Grand Chief Wilson, do you think we should have a solution that comes from the grassroots first nations communities in terms of how we replace subsections 6(1) and 6(2) with something that's created by the first nations themselves? Do you feel that would be an important process that we could undertake, or do you believe we should apply the Senate's solution to every single community, whether they like it or not?

8:45 a.m.

Assembly of Manitoba Chiefs

Grand Chief Kyra Wilson

Thank you, Jaime.

I would definitely say that each community needs to have input in consultation on this process. We have been talking about this for years. We've talked about solutions and what that engagement would look like.

We understand our membership currently. Different nations have different membership lists. I believe it's section 10 or section 11 that speaks to the different membership lists that communities have.

We also have a process right now. Even when I was chief, if a community member wanted to transfer into our nation, they had to go through a process that did include approval from chief and council. There are already processes in place that would allow for this work to happen and to continue.
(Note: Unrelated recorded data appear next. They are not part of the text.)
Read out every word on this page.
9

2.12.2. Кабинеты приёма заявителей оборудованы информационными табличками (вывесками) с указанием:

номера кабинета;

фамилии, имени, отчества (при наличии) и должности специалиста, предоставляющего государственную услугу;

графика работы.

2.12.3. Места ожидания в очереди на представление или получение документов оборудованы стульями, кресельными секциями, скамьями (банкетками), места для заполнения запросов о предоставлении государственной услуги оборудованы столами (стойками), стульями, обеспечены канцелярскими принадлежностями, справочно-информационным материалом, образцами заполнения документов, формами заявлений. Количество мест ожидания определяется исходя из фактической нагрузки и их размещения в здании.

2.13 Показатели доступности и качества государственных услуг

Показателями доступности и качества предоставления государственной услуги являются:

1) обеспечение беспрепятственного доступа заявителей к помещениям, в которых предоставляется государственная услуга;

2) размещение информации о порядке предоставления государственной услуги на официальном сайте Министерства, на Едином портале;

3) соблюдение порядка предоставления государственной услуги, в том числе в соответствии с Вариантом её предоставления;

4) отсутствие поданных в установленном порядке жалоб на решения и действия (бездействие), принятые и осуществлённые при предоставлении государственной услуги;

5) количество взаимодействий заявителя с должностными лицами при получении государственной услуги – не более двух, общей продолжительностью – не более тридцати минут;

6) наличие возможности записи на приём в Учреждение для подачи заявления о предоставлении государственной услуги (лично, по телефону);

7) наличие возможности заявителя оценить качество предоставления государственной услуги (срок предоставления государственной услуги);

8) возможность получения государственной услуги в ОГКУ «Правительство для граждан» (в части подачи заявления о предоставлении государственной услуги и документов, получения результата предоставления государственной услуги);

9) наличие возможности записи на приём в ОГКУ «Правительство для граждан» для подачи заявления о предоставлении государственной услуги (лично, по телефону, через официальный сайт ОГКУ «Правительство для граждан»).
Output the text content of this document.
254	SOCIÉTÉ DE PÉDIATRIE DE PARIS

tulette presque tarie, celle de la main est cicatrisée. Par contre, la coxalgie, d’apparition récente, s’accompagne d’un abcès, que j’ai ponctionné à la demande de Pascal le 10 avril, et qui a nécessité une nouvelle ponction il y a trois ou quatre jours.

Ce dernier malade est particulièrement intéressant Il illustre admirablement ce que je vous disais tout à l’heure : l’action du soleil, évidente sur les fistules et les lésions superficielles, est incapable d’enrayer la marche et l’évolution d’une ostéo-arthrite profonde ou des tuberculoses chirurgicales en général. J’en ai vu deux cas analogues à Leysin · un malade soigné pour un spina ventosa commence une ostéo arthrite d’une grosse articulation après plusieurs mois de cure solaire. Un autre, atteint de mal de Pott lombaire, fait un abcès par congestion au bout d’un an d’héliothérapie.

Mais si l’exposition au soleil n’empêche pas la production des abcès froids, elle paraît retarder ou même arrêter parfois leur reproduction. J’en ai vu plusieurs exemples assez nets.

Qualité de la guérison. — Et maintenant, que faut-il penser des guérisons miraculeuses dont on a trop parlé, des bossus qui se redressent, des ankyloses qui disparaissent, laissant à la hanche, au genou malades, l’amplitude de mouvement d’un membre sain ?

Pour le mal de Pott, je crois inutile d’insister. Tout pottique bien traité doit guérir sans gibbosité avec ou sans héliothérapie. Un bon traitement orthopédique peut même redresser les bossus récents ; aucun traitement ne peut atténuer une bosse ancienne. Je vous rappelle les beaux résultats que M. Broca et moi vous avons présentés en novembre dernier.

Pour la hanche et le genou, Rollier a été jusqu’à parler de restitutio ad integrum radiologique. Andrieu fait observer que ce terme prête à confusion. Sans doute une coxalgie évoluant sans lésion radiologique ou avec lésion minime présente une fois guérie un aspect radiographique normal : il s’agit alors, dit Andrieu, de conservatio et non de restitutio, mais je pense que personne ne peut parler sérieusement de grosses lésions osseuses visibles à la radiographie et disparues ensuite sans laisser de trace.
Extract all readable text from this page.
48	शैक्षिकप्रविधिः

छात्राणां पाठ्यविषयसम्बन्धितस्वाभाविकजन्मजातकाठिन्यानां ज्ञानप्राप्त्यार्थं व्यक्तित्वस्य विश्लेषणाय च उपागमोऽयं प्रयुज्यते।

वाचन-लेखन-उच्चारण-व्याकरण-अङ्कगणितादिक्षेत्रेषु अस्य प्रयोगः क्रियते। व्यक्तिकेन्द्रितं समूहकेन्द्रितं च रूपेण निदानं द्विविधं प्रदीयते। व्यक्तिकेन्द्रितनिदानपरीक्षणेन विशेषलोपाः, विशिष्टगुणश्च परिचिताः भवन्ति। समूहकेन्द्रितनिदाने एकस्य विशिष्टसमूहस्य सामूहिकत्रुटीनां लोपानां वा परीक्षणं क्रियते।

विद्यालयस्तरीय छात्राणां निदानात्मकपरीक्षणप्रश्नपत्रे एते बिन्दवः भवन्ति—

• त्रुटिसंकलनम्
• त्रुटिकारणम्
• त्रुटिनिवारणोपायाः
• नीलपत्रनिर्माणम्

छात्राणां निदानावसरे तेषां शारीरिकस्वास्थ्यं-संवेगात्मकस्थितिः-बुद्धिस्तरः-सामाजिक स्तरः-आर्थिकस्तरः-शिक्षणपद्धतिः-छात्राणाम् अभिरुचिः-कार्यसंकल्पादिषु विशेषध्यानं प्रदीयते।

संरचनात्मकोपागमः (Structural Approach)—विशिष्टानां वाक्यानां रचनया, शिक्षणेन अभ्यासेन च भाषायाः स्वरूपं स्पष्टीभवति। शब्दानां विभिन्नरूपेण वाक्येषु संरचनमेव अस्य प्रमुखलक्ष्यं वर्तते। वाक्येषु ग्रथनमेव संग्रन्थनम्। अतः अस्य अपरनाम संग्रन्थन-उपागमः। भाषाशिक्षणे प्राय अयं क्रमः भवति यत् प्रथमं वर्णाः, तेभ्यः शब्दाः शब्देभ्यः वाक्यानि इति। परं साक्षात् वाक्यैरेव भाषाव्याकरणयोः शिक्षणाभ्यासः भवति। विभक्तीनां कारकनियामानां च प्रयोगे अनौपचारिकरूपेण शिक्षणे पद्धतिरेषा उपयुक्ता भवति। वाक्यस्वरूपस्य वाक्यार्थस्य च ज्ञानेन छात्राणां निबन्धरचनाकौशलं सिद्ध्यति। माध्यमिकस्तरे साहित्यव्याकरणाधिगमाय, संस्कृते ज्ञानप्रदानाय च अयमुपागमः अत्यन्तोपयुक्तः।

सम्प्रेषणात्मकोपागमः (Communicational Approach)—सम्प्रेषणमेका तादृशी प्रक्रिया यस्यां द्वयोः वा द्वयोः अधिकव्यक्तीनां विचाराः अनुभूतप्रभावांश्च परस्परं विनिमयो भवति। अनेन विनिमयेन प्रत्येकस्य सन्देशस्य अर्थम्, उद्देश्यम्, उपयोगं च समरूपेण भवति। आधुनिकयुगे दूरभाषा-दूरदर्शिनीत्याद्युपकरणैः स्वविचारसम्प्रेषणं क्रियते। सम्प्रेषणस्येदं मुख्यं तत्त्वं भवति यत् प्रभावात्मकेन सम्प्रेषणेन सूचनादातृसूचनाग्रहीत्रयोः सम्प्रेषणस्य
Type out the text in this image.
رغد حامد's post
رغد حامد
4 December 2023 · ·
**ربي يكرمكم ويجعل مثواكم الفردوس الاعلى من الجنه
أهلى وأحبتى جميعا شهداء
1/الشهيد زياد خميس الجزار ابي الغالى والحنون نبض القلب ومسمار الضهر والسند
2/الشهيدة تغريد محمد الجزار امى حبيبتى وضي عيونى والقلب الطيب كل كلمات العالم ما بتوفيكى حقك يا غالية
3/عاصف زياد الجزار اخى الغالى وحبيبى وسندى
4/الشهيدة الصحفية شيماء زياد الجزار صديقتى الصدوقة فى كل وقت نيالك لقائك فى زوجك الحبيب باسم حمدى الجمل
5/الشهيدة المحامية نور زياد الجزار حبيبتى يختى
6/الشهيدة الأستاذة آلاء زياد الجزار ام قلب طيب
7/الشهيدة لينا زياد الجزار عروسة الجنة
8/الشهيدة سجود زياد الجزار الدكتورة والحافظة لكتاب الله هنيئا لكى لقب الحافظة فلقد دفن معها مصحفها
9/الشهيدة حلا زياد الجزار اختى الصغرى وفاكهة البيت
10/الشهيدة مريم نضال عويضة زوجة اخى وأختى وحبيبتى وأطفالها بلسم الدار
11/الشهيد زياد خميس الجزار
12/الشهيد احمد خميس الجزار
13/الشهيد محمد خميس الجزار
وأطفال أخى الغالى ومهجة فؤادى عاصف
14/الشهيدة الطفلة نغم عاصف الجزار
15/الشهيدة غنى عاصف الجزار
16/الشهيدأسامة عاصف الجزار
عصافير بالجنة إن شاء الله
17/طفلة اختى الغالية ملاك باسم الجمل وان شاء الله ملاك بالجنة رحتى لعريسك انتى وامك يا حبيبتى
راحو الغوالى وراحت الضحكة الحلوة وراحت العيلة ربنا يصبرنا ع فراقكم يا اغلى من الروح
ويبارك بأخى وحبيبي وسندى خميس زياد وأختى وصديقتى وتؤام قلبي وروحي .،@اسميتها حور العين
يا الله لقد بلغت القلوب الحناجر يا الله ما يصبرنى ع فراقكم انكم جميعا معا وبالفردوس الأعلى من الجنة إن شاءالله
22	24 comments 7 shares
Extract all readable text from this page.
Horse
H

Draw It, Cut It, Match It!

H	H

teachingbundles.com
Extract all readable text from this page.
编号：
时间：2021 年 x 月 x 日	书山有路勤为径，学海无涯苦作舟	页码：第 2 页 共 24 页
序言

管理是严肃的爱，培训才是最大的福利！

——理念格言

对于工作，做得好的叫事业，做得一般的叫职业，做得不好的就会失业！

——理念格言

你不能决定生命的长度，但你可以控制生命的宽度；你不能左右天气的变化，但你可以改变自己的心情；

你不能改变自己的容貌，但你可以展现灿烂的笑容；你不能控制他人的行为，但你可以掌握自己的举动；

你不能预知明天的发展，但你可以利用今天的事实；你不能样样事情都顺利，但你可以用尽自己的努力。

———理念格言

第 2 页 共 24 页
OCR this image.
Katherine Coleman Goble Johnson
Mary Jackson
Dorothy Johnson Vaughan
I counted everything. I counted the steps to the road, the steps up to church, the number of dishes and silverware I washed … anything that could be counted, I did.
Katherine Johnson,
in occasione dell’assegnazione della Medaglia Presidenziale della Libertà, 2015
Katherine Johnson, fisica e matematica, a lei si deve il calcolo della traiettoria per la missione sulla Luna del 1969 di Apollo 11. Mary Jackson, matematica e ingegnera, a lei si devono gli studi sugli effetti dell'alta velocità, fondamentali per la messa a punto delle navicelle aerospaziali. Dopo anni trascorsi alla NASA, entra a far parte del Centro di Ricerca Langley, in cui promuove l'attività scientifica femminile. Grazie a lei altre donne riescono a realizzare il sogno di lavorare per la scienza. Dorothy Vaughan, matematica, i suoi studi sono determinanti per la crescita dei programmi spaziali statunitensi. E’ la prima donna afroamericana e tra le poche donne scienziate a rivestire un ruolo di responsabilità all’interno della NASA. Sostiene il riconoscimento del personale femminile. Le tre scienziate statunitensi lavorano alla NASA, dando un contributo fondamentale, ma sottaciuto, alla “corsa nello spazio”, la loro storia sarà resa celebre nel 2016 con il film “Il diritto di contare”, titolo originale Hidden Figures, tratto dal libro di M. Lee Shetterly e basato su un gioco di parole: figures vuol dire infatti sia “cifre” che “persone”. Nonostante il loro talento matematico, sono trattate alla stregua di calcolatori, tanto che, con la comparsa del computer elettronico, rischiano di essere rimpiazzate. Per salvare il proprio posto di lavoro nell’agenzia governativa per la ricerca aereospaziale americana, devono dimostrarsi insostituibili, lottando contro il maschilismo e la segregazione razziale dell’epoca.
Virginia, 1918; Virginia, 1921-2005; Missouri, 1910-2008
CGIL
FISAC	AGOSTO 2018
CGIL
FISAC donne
Obviously, Bill S-2 is a first step. This is not the end. There is a process that we need to undertake as first nations people to ensure that our laws and our rights are being recognized within legislation.

Jaime Battiste Liberal Cape Breton—Canso—Antigonish, NS

Thank you for bringing up section 10 and section 11, because I brought that up with Indigenous Services Canada, when I asked why we don't, as a federal government, just accept it when a community goes through the process of creating a membership guideline and their own custom lists. It's within their jurisdiction to do so under the United Nations Declaration on the Rights of Indigenous Peoples, article 3, so why don't we just accept that?

As a first and guiding step, do you think an option should be that if a community accepts community members as part of their section code, our federal government should recognize them as status?

8:45 a.m.

Assembly of Manitoba Chiefs

Grand Chief Kyra Wilson

I do, absolutely.

We have a right as first nations to provide whatever lists of our membership we see fit, and the government needs to recognize that and respect it.

Jaime Battiste Liberal Cape Breton—Canso—Antigonish, NS

National Chief, I'll come back to you.

One of my concerns is that as much as I respect the processes of Parliament and the Senate, I do not feel that any parliamentary committee or Senate committee should be able to bind communities to changes to the Indian Act without their approval.

Do you feel that whatever we determine on this in terms of the solution for second generation should be optional for communities, or do you believe that Parliament has the ability to make a one-size-fits-all approach?